Soooo Believable

Delete

So I watched Delete recently. It's a two-part mini-series Netflix suggested to me (probably because I've seen just about everything half-way watchable in Netflix, and now the programing algorithm is getting desperate for new stuff it can throw at me). The show was... well, not bad. I made it through the two halves, but I can't exactly say I enjoyed it.

In Delete, the world's computer systems start going haywire. Ships run aground, missiles go off target... all the usual stuff you'd see in a post-apocalyptic Roland Emmerich movie, except Roland isn't involved and the show doesn't have nearly the budget of one of his big-screen disaster porn flicks. Also, the story is half-way interesting (to a point) which also cannot be said about any Roland Emmerich movie.

Regardless, the computers are fucking up, and the U.S. government is (understandably) upset. Looking into the matter, it's discovered that the is a rogue, self-evolving AI loose on the internets, and something has to be done about it. This is the point where we're introduced to a young hacker (the terms "hacker", "hacking", and "to hack" are used WAAAAY too often in this two-parter) and his journalist friend. These two know what's going on, and they are (of course) the only ones that can save the day.

All it'll take is the help of a rogue FBI agent, a hacker collective (all of whom take their names from demons in Dante's Inferno), and a newly developed friendly AI that the hackers hacked together from much hacking.

Hack!

Now, the thing is the producers of this series obviously tried to make the series half-way technological. They had their eyes towards the kinds of technology that's now pervasive in a world where everything has a GPS chip and is wi-fi/bluetooth enabled. They did try, they were just fighting a losing battle against a concept that relies too heavily on the "magic of the internet" and the "power of hacking". These are two tropes that really need to go away in modern pop-culture.

No matter what TV tells you, you can't just browse a website and magically "hack" into the back-end of a company and see all its files (this isn't necessarily a gripe targeted solely at Delete -- Arrow, a show I really dig, uses the "magic of hacking" through websites in just about every episode).

No matter what you may think about the power of "hackers", most of them don't have the ability to completely rewrite all the world's computers (all of them) with an AI disguised as a virus (both the hackers and the U.S. government in this series seem to think this is possible).

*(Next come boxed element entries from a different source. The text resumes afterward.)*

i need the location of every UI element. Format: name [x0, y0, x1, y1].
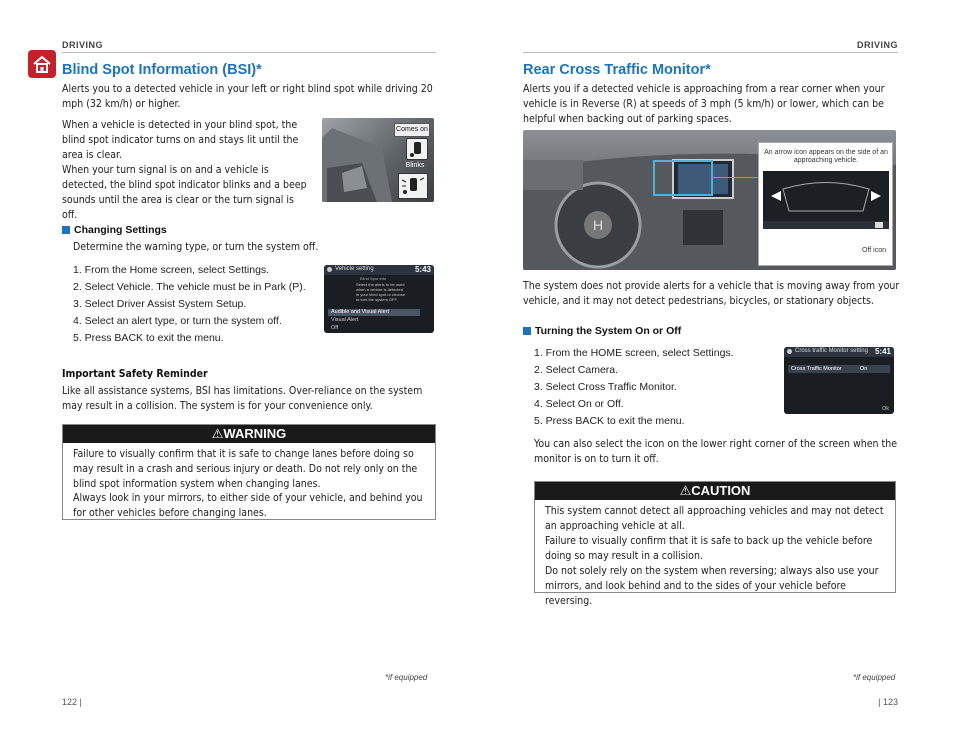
step-5: 5. Press BACK to exit the menu. — [73, 332, 224, 344]
step-4: 4. Select On or Off. — [534, 398, 624, 410]
bullet-square-icon — [523, 327, 531, 335]
car-alert-icon — [407, 139, 427, 159]
home-button[interactable] — [28, 50, 56, 78]
caution-header: ⚠CAUTION — [535, 482, 895, 500]
car-blink-icon — [399, 174, 427, 198]
step-3: 3. Select Driver Assist System Setup. — [73, 298, 247, 310]
bsi-indicator-on — [406, 138, 428, 160]
paragraph-2: When your turn signal is on and a vehicle is detected, the blind spot indicator blinks and a beep sounds until the area is clear or the turn signal is off. — [62, 164, 307, 221]
off-icon-label: Off icon — [862, 247, 886, 254]
reminder-title: Important Safety Reminder — [62, 368, 208, 380]
turning-heading: Turning the System On or Off — [523, 325, 681, 337]
callout-panel — [758, 142, 893, 266]
caution-text-3: Do not solely rely on the system when reversing; always also use your mirrors, and look behind and to the sides of your vehicle before reversing. — [545, 565, 879, 607]
comes-on-label: Comes on — [394, 123, 430, 137]
bsi-mirror-image — [322, 118, 434, 202]
step-3: 3. Select Cross Traffic Monitor. — [534, 381, 677, 393]
page-title: Rear Cross Traffic Monitor* — [523, 62, 711, 78]
right-page — [480, 0, 960, 750]
changing-settings-heading: Changing Settings — [62, 224, 167, 236]
rear-camera-illustration — [763, 171, 889, 229]
screen-clock: 5:41 — [874, 347, 891, 356]
page-number: 122 | — [62, 697, 82, 707]
warning-text-1: Failure to visually confirm that it is safe to change lanes before doing so may result in a crash and serious injury or death. Do not rely only on the blind spot information system when changing lanes. — [73, 448, 418, 490]
callout-text: An arrow icon appears on the side of an approaching vehicle. — [764, 149, 888, 164]
section-label: DRIVING — [62, 40, 104, 50]
callout-line — [713, 177, 763, 178]
screen-caption: Blind Spot Info — [360, 276, 387, 281]
screen-title: Vehicle setting — [335, 266, 374, 272]
intro-text: Alerts you to a detected vehicle in your left or right blind spot while driving 20 mph (32 km/h) or higher. — [62, 83, 433, 110]
ok-button[interactable]: Ok — [881, 406, 889, 412]
row-value: On — [860, 366, 868, 372]
warning-triangle-icon: ⚠ — [211, 426, 224, 441]
back-icon — [327, 267, 332, 272]
row-label: Cross Traffic Monitor — [791, 366, 842, 372]
step-2: 2. Select Vehicle. The vehicle must be in Park (P). — [73, 281, 306, 293]
dashboard-image — [523, 130, 896, 270]
caution-triangle-icon: ⚠ — [679, 483, 692, 498]
step-2: 2. Select Camera. — [534, 364, 619, 376]
warning-text-2: Always look in your mirrors, to either side of your vehicle, and behind you for other vehicles before changing lanes. — [73, 492, 423, 519]
paragraph-1: When a vehicle is detected in your blind spot, the blind spot indicator turns on and stays lit until the area is clear. — [62, 119, 299, 161]
bullet-square-icon — [62, 226, 70, 234]
option-visual[interactable]: Visual Alert — [331, 317, 359, 323]
intro-text: Alerts you if a detected vehicle is approaching from a rear corner when your vehicle is in Reverse (R) at speeds of 3 mph (5 km/h) or lower, which can be helpful when backing out of parking spaces. — [523, 83, 885, 125]
warning-header: ⚠WARNING — [63, 425, 435, 443]
cross-traffic-row[interactable] — [788, 365, 890, 373]
svg-text:H: H — [593, 217, 604, 233]
step-4: 4. Select an alert type, or turn the system off. — [73, 315, 282, 327]
caution-box — [534, 481, 896, 607]
left-arrow-icon — [771, 191, 781, 201]
blinks-label: Blinks — [405, 162, 425, 169]
warning-box — [62, 424, 436, 520]
section-label: DRIVING — [856, 40, 898, 50]
home-icon — [32, 55, 52, 73]
caution-text-2: Failure to visually confirm that it is safe to back up the vehicle before doing so may result in a collision. — [545, 535, 873, 562]
step-1: 1. From the HOME screen, select Settings. — [534, 347, 734, 359]
reminder-text: Like all assistance systems, BSI has limitations. Over-reliance on the system may result in a collision. The system is for your convenience only. — [62, 385, 423, 412]
step-5: 5. Press BACK to exit the menu. — [534, 415, 685, 427]
note-text: You can also select the icon on the lower right corner of the screen when the monitor is on to turn it off. — [534, 438, 898, 465]
option-audible-visual[interactable]: Audible and Visual Alert — [328, 309, 420, 316]
option-off[interactable]: Off — [331, 325, 339, 331]
cross-traffic-screen — [784, 347, 894, 414]
right-arrow-icon — [871, 191, 881, 201]
screen-highlight — [653, 160, 713, 196]
changing-settings-desc: Determine the warning type, or turn the system off. — [73, 241, 319, 253]
page-title: Blind Spot Information (BSI)* — [62, 62, 262, 78]
screen-title: Cross traffic Monitor setting — [795, 348, 868, 354]
header-rule — [62, 52, 436, 53]
page-number: | 123 — [878, 697, 898, 707]
bsi-indicator-blink — [398, 173, 428, 199]
footnote: *if equipped — [853, 673, 896, 682]
header-rule — [523, 52, 898, 53]
camera-view — [763, 171, 889, 229]
paragraph-1: The system does not provide alerts for a vehicle that is moving away from your vehicle, and it may not detect pedestrians, bicycles, or stationary objects. — [523, 280, 900, 307]
footnote: *if equipped — [385, 673, 428, 682]
screen-clock: 5:43 — [414, 265, 431, 274]
screen-desc: Select the alerts to be used when a vehicle is detected in your blind spot or choose to turn the system OFF. — [356, 282, 405, 302]
step-1: 1. From the Home screen, select Settings. — [73, 264, 270, 276]
caution-text-1: This system cannot detect all approaching vehicles and may not detect an approaching vehicle at all. — [545, 505, 884, 532]
vehicle-setting-screen — [324, 265, 434, 333]
back-icon — [787, 349, 792, 354]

And, no matter how insecure you may believe the worlds computers to be, there is no way a multiple-terrabyte-sized AI could ever spring up, unnoticed, and take over the entire world's computer systems. Because, let's be honest, Facebook would immediately have a page dedicated to it, and Google would buy it, use it for two years, and then discontinue the AI when they realized everyone was ignoring it to spend more time on Facebook.

The producers wanted this series to be good (despite the low budget and constraints of TV), and all the actors were game (and uniformly good, which was a pleasant surprise). There is just no way this series could, in any way, be remotely possible. Ever.